Acue, a Roghudi la musica di Aldo Gurnari dà voce alla memoria della Calabria grecanica
Un dialogo tra le note dei Musicofilia e le parole dell'attrice di Maria Pia Battaglia per raccontare un patrimonio culturale che continua a vivere nel presente
La cultura grecanica può ancora parlare al presente? È la domanda che ha attraversato “Acue”, il concerto-spettacolo organizzato da Comune di Roghudi e associazione Traiectoriae andato in scena nei giorni scorsi all’Access Point e costruito attorno al progetto musicale di Aldo Gurnari e dei Musicofilia.
Per oltre un’ora musica e parola si sono intrecciate dando forma a un racconto che ha avuto al centro la memoria della Calabria greca.

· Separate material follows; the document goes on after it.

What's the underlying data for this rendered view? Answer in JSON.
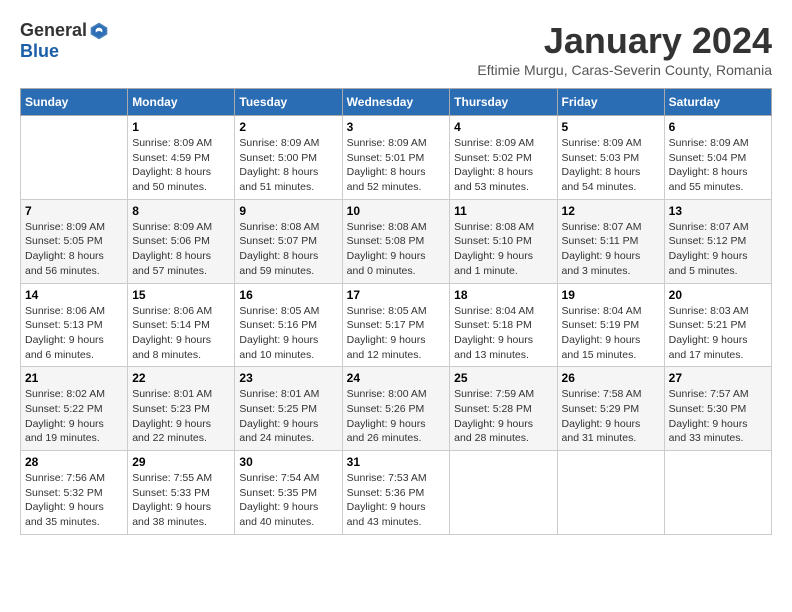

Davanti al pubblico, insieme al Maestro Gurnari ed ai musicisti dell’ensemble Musicofilia, anche l’attrice e drammaturga Maria Pia Battaglia, chiamata ad accompagnare il pubblico attraverso un’interpretazone magistrale di letture e testi capaci di dialogare con le canzoni e amplificarne il significato.
I brani proposti appartengono al repertorio di Pucambù, l’ultimo lavoro discografico con cui il musicista bovese ha trasformato in musica poesie, immagini e suggestioni provenienti dal patrimonio culturale dell’Area Grecanica. Un progetto nato da anni di ricerca e dalla volontà di dare nuova voce a una lingua e a una tradizione che rischiano di essere confinate ai margini della contemporaneità.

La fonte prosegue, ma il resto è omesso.